@ericmarceau Prompt colors are changed as well but it is very clear to me when I see a particular background color, which system I’m on.
It was simple to do this using different profiles under gnome terminal and even easier under wezTerm.
@ericmarceau Prompt colors are changed as well but it is very clear to me when I see a particular background color, which system I’m on.
It was simple to do this using different profiles under gnome terminal and even easier under wezTerm.
Did the same thing. My Putty sessions for production boxes are always red background with white text. Danger Will Robinson!!! For dev boxes I use blue with white letters. Only problem is the color aliases that slip in and frequently aren’t friendly with these colors. Added a loop in my login profile to unalias any color aliases. for i in $(alias | grep color); do ## parse the alias and issue the unalias.
@nosugrof, if you have a script or setting that set the FG/BG colours, you can store a custom
on each of those hosts, that suits each host uniquely. If you want details on what and how, I had a discussion topic, with an example, here:
That sounds pretty interesting. I’ve often thought the highlights could make life simpler but just never invested the time to figure it out.

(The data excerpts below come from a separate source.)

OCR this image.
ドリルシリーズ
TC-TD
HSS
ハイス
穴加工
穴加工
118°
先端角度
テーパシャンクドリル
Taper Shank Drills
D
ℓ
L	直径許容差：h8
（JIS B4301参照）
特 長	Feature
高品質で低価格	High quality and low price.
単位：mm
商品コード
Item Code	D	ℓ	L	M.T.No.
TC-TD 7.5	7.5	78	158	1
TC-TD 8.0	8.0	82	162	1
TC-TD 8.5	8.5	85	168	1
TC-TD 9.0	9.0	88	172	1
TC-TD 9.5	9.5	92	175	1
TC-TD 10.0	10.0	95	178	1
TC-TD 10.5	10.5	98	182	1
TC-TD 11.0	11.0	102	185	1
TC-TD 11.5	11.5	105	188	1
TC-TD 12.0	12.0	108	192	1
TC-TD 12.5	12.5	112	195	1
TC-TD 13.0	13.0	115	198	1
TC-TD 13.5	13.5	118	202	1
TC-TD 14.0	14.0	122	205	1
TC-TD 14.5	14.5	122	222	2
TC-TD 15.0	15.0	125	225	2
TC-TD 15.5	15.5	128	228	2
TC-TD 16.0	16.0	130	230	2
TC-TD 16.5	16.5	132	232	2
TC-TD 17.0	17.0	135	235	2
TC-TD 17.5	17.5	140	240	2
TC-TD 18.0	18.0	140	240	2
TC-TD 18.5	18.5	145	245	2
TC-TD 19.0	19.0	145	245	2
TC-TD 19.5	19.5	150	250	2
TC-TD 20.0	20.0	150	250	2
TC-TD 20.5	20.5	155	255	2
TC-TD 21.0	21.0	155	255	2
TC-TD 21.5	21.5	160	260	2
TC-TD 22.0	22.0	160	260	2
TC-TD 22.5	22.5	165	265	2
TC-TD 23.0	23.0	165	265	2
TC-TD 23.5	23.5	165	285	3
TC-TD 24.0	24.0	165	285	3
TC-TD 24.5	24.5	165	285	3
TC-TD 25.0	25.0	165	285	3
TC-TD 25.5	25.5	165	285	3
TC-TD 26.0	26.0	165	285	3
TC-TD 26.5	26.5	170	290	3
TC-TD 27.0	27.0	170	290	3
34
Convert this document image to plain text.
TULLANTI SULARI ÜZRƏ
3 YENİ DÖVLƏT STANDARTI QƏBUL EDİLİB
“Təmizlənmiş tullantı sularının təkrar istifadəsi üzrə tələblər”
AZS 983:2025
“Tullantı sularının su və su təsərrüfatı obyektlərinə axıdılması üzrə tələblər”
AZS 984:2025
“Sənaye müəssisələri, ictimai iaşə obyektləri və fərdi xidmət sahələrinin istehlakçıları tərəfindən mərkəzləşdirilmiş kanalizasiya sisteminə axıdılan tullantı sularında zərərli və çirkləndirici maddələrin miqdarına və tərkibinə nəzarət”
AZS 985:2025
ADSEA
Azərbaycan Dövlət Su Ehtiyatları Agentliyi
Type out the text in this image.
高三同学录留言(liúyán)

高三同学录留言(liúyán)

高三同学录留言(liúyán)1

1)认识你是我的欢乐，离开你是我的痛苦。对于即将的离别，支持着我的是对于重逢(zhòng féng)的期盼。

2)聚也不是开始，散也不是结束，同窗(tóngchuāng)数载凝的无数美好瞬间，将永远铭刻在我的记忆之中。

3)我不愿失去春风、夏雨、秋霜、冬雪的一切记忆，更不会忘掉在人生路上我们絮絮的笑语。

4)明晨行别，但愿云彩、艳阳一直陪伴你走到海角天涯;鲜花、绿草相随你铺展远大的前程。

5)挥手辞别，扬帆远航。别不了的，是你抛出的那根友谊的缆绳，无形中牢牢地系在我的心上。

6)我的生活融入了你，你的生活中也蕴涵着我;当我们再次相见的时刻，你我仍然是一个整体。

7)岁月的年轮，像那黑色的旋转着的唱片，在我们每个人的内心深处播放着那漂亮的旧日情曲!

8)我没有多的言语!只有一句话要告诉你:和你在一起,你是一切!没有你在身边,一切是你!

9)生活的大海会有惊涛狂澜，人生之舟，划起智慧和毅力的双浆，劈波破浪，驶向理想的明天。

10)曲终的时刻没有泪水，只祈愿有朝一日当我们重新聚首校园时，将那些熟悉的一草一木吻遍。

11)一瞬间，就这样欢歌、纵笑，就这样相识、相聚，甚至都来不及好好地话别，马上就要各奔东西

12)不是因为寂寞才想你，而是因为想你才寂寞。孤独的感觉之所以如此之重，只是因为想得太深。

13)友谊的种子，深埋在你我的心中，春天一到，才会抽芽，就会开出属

Quite often the default colors don’t work with my session colors so I’ve always just excluded the color option on commands. I’ll make a point of reading this.
Thanks for sharing!
Very interesting that there is so many references and comments about using rm -rf, particularly in the root directory, /!
It’s actually one of my favorite commands to use, but because of it’s power I use it with care and it’s rarely used.
My favorite memory of using rm -rf / was when I was leaving a company where I had been an engineer for many years. I knew that my workstation would be “re-purposed”, reused, and reinstalled by someone who would get it after me, and we were all in an OS organization anyway, so it’d be no problem install either a release, a nightly build, or whatever the person after me might choose, so it was a safe thing.
Given that such behavior is quite destructive, I wanted to see my workstation, which I had named TheMas, one nickname of my youth, and one implementation of rm even had an argument to show the files being removed, so I added that option and watched the system sink into the darkness, then I brought some of my friends to my favorite food and drink spot and we had a celebration that spanned our years of friendship. One guy a few of you may have heard of - famous in some circles as Jon ‘maddog’ Hall. We first met in Merrimack, NH one afternoon at the popcorn maker and remained friends for many years and chatted about Unix and Linux numerous times!